Kenya Kwanza Government full in-tray in new year

To begin with the food insecurity occasioned by climate change is a going concern. However, if it were my government, I would buy in from owners of private land that has faced fragmentation due to immense settlement pressure and consolidate the farms to increase the number of large-scale commercial farms as opposed to our reliance on small-scale agriculture.

The benefits include; lowering input cost of production and mechanisation benefits would be viable in a large-scale setting and upscaling production of crops such as pyrethrum, rice, sunflower, dates, avocadoes and palm trees with the aim of local consumption and the excess for export will sustainably guarantee a steady flow of forex into the country.

Additionally, taking advantage of the rains in terms of large-scale water storage and irrigation projects will result in piped water to our farms hence perennial farming which will put Kenya on the map as food secure.

This large-scale farming strategy will see the youth motivated to be farmers in a country where the average age of a farmer is 65 years old, an occupation classified as old people's livelihood.

Still on employment creation and subsequent revival of the economy, every time something is posted on social media, Kenyans are quick to ask, and how will this lower the cost of unga? Lowering the cost of doing business in this country to encourage competitive manufacturing investment this will rid off a warehouse consumer economy.

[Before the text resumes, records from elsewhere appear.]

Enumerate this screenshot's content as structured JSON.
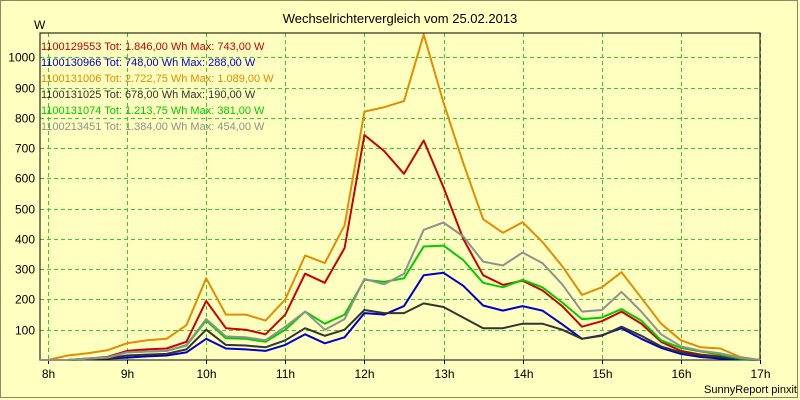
{
  "chart_data": {
    "type": "line",
    "title": "Wechselrichtervergleich vom 25.02.2013",
    "ylabel": "W",
    "xlabel": "",
    "footer": "SunnyReport pinxit",
    "grid": true,
    "legend_position": "top-left",
    "ylim": [
      0,
      1080
    ],
    "xlim": [
      7.9,
      17.0
    ],
    "y_ticks": [
      100,
      200,
      300,
      400,
      500,
      600,
      700,
      800,
      900,
      1000
    ],
    "x_ticks": [
      8,
      9,
      10,
      11,
      12,
      13,
      14,
      15,
      16,
      17
    ],
    "x_tick_labels": [
      "8h",
      "9h",
      "10h",
      "11h",
      "12h",
      "13h",
      "14h",
      "15h",
      "16h",
      "17h"
    ],
    "x": [
      7.9,
      8.0,
      8.25,
      8.5,
      8.75,
      9.0,
      9.25,
      9.5,
      9.75,
      10.0,
      10.25,
      10.5,
      10.75,
      11.0,
      11.25,
      11.5,
      11.75,
      12.0,
      12.25,
      12.5,
      12.75,
      13.0,
      13.25,
      13.5,
      13.75,
      14.0,
      14.25,
      14.5,
      14.75,
      15.0,
      15.25,
      15.5,
      15.75,
      16.0,
      16.25,
      16.5,
      16.75,
      17.0
    ],
    "series": [
      {
        "name": "1100129553",
        "label": "1100129553 Tot: 1.846,00 Wh Max: 743,00 W",
        "color": "#cc0000",
        "values": [
          0,
          0,
          0,
          5,
          10,
          30,
          35,
          38,
          60,
          195,
          105,
          100,
          85,
          150,
          285,
          255,
          370,
          743,
          690,
          615,
          725,
          570,
          400,
          280,
          248,
          262,
          230,
          178,
          110,
          128,
          160,
          120,
          60,
          30,
          18,
          12,
          5,
          0
        ]
      },
      {
        "name": "1100130966",
        "label": "1100130966 Tot: 748,00 Wh Max: 288,00 W",
        "color": "#0000cc",
        "values": [
          0,
          0,
          0,
          2,
          5,
          8,
          12,
          15,
          25,
          70,
          38,
          35,
          30,
          50,
          85,
          55,
          75,
          155,
          150,
          178,
          280,
          288,
          245,
          180,
          163,
          178,
          163,
          118,
          70,
          82,
          105,
          70,
          40,
          20,
          10,
          5,
          2,
          0
        ]
      },
      {
        "name": "1100131006",
        "label": "1100131006 Tot: 2.722,75 Wh Max: 1.089,00 W",
        "color": "#e68a00",
        "values": [
          0,
          0,
          15,
          22,
          32,
          55,
          65,
          70,
          115,
          270,
          150,
          150,
          130,
          200,
          345,
          320,
          445,
          820,
          835,
          855,
          1075,
          850,
          650,
          465,
          420,
          455,
          390,
          310,
          215,
          240,
          290,
          205,
          120,
          65,
          42,
          38,
          10,
          0
        ]
      },
      {
        "name": "1100131025",
        "label": "1100131025 Tot: 678,00 Wh Max: 190,00 W",
        "color": "#333333",
        "values": [
          0,
          0,
          0,
          3,
          5,
          15,
          18,
          20,
          35,
          100,
          50,
          48,
          42,
          65,
          105,
          80,
          100,
          165,
          155,
          155,
          187,
          175,
          140,
          105,
          105,
          120,
          120,
          100,
          70,
          80,
          110,
          80,
          45,
          25,
          15,
          10,
          3,
          0
        ]
      },
      {
        "name": "1100131074",
        "label": "1100131074 Tot: 1.213,75 Wh Max: 381,00 W",
        "color": "#00cc00",
        "values": [
          0,
          0,
          0,
          5,
          8,
          25,
          28,
          30,
          48,
          130,
          72,
          70,
          60,
          100,
          160,
          120,
          150,
          265,
          258,
          270,
          375,
          378,
          330,
          255,
          240,
          265,
          240,
          190,
          135,
          140,
          168,
          130,
          65,
          40,
          28,
          18,
          5,
          0
        ]
      },
      {
        "name": "1100213451",
        "label": "1100213451 Tot: 1.384,00 Wh Max: 454,00 W",
        "color": "#909090",
        "values": [
          0,
          0,
          0,
          5,
          8,
          25,
          28,
          30,
          50,
          135,
          78,
          75,
          65,
          110,
          160,
          100,
          135,
          268,
          250,
          285,
          430,
          454,
          408,
          325,
          312,
          355,
          320,
          250,
          160,
          165,
          225,
          160,
          85,
          45,
          30,
          22,
          8,
          0
        ]
      }
    ]
  }
}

These can be done through reversal of contradictory policies that seek to over-regulate and make business nearly impossible. Consequently, fuel which drives our economy is very costly. Why not fast-track production of the Turkana oil: - Tullow and Africa oil have halted the project as they look for a strategic investor for USD 3b.

We can fund our project with money raised from our Petroleum Development levy of Sh5.40 and the taxman collects roughly Sh26.1b as at June 2021. SGR will have more returns if we adopt an Open Access model, where multiple players in the transport sector purchase their rolling stock and utilize the SGR at a fee.

With returns from the Railway Development Levy collection amounted to Sh36.4b in the year ended 30th June 2022. We should maximize what has been built to grow the economy and generate more revenues as we need to grow our exports so that we are not using the SGR to perpetuate the concept of import-dependent warehouse economy.

-Writer is a founder of Inatuhusu Movement.